Does every finite group have a finite cyclic subgroup?
It's not necessary to invoke Cauchy here, because you are not asking for a specific-order cyclic subgroup. It is trivial that if $g \in G$ then $\langle g \rangle \leq G$ (which is the smallest subgroup which contains $g$).
And it's trivial that $\langle g \rangle \leq G$ is cyclic (in fact it contains elements of the form $g^m$ for some $m$.)
Then pick one non identity element of $G$ (it exists because $|G| \geq 2$), then it has order at least 2 (it contains at least $1_G$ and $g$) and so $\langle g \rangle \leq G$ is a cyclic subgroup of order at least 2.
Suppose that $G$ is a finite group of order $n$. Then there exists a prime $p$ with $p\mid n$. According to Cauchy's theorem, $G$ has an element $g$ of order $p$, and hence a cyclic subgroup $H=\langle g \rangle$ of order $p$. Cauchy's theorem can be seen as a partial converse to Lagrange's theorem. There is also a class of groups, so called CLT groups, for which the converse of Lagrange's theorem holds.

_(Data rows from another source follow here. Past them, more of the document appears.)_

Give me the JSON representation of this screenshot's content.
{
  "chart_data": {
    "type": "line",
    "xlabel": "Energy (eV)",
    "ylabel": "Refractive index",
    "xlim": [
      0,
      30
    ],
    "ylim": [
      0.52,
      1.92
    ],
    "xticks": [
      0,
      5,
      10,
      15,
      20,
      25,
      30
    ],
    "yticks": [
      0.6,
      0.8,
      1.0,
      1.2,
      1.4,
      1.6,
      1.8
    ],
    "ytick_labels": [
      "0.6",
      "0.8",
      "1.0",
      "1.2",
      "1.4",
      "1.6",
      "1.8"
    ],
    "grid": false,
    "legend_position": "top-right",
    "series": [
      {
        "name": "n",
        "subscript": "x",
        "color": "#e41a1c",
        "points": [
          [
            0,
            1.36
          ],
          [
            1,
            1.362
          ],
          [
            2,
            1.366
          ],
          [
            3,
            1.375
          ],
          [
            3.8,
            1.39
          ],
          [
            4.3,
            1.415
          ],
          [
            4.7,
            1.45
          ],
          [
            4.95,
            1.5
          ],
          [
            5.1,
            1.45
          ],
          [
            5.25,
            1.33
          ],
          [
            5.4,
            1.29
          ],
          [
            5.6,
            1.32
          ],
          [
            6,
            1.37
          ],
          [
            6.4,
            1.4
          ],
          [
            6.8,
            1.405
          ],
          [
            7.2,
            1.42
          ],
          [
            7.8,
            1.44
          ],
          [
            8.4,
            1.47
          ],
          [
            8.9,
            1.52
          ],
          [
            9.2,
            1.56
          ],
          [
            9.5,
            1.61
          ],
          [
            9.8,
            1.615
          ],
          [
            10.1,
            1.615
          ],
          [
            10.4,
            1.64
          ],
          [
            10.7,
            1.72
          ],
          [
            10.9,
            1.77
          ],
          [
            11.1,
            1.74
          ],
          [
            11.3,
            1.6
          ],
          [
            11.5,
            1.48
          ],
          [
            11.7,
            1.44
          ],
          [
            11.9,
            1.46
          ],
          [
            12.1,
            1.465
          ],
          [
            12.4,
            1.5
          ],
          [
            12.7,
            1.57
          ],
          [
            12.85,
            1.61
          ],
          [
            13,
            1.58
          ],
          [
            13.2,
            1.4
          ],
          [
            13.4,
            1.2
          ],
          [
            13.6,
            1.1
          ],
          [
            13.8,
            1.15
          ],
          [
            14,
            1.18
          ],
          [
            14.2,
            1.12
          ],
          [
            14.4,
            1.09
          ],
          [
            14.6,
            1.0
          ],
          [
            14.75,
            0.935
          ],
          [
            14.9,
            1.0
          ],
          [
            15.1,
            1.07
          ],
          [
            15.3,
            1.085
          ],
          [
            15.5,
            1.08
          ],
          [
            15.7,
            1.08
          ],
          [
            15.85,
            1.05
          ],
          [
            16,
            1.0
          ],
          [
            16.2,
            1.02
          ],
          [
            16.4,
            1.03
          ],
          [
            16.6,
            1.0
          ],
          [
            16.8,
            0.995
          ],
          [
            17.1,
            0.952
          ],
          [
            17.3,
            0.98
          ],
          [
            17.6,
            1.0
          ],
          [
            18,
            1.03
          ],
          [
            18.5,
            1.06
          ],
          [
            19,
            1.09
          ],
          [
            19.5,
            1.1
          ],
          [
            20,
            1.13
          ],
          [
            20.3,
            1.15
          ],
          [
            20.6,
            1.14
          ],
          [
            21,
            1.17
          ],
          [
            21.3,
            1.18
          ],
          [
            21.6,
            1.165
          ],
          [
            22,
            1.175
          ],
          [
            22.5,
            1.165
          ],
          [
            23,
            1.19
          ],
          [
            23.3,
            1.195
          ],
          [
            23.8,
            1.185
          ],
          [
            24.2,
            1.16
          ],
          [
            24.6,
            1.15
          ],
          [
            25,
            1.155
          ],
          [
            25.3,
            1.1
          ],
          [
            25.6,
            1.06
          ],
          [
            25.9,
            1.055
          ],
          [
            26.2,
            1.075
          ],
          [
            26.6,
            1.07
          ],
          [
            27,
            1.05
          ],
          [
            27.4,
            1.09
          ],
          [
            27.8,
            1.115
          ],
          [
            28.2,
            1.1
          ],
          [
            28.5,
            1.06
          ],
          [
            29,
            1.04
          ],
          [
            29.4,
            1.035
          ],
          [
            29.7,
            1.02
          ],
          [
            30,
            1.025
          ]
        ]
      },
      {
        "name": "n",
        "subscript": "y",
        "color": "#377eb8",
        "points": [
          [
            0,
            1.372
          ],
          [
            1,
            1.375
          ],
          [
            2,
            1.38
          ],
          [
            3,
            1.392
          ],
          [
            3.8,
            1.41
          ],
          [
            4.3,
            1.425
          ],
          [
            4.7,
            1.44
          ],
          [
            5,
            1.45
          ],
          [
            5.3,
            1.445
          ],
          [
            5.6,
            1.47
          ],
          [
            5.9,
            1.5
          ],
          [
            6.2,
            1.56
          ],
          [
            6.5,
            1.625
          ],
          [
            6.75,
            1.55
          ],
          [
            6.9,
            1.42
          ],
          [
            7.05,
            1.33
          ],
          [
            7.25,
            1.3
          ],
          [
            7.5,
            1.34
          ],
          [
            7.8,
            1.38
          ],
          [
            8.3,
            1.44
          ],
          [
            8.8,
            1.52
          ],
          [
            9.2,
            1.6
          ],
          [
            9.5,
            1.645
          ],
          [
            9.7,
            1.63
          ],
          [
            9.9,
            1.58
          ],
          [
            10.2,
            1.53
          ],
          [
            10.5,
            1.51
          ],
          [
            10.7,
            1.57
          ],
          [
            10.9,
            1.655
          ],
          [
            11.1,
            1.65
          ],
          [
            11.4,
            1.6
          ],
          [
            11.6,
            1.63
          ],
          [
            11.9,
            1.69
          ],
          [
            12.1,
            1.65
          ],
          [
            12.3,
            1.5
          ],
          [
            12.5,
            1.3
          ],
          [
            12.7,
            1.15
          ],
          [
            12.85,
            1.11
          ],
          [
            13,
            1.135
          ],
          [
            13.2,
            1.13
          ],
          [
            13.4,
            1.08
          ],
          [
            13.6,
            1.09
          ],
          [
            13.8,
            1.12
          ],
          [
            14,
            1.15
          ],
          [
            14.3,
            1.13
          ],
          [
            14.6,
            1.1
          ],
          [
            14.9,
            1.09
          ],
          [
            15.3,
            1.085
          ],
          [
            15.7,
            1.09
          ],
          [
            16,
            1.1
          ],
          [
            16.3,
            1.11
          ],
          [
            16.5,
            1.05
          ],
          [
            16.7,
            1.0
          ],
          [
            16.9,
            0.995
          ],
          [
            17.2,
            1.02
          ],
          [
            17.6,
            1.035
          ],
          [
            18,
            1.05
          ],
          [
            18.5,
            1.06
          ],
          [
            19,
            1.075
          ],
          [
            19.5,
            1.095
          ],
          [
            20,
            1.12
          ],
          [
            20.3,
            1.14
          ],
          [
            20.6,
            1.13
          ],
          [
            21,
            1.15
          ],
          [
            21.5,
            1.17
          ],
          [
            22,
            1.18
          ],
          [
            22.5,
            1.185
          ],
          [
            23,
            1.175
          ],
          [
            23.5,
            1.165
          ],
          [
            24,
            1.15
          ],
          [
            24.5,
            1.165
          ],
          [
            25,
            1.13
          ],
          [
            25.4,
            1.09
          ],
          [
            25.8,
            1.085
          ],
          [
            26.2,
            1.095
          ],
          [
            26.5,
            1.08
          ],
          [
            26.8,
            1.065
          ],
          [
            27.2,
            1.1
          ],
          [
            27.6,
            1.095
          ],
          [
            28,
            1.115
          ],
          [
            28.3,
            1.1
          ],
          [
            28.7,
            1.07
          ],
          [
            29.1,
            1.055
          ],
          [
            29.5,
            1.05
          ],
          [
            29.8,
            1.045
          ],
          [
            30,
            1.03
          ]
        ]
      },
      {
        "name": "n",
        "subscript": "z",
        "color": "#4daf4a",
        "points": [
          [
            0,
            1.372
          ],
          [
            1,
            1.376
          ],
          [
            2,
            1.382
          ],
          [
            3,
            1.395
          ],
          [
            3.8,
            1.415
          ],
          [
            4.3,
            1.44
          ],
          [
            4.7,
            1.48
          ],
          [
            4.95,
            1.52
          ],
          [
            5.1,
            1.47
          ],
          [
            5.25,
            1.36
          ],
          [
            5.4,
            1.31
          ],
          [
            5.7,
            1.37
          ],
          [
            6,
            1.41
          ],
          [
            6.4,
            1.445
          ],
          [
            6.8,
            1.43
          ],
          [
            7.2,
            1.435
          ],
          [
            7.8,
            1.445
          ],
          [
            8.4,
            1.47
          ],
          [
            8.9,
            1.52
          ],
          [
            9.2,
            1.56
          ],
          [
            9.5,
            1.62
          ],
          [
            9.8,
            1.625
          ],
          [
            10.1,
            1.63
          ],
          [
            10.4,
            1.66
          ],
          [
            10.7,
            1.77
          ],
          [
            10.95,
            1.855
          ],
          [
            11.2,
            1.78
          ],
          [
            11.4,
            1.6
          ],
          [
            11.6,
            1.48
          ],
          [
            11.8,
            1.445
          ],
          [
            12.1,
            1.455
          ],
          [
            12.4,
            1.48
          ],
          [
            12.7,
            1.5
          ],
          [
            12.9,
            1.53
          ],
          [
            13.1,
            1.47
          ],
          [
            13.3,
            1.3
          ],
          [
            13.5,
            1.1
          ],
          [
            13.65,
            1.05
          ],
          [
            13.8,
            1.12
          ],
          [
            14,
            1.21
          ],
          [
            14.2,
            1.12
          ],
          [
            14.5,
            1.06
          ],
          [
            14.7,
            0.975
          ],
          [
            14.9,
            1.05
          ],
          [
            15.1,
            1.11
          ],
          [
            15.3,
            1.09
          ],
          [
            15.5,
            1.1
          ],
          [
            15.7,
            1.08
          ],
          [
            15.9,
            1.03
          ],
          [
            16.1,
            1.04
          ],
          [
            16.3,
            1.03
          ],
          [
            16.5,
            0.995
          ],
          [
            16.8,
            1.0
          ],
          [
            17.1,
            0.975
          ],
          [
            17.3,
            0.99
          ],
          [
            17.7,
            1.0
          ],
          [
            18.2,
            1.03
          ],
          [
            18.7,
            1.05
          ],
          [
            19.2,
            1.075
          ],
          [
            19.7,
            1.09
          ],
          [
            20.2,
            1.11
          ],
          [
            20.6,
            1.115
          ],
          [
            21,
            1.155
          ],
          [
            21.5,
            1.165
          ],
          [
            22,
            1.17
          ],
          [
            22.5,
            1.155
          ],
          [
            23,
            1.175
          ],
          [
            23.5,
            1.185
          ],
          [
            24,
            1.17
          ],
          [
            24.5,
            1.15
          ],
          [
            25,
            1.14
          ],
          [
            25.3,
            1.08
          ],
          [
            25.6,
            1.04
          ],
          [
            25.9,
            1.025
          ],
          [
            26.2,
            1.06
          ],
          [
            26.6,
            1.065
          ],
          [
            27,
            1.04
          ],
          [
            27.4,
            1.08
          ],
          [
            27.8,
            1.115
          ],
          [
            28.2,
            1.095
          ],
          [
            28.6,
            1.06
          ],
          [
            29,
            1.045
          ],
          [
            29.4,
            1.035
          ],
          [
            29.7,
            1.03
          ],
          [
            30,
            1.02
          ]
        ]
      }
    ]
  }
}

A finite group $G$ is a CLT-group if and only if for each positive divisor $d$ of $|G|$ there exists at least one subgroup $H\le G$ with $|H|=d$. It turns out that every CLT-group is solvable, and every supersolvable group is a CLT-group. For example, every finite group $G$ with $(G:Z(G))<12$ is a CLT-group. The result is best possible, because $A_4$ satisfies $(G:Z(G))=12$ and $A_4$ is not a CLT-group (it has no subgroup of order $6$, although $6\mid 12=|A_4|$).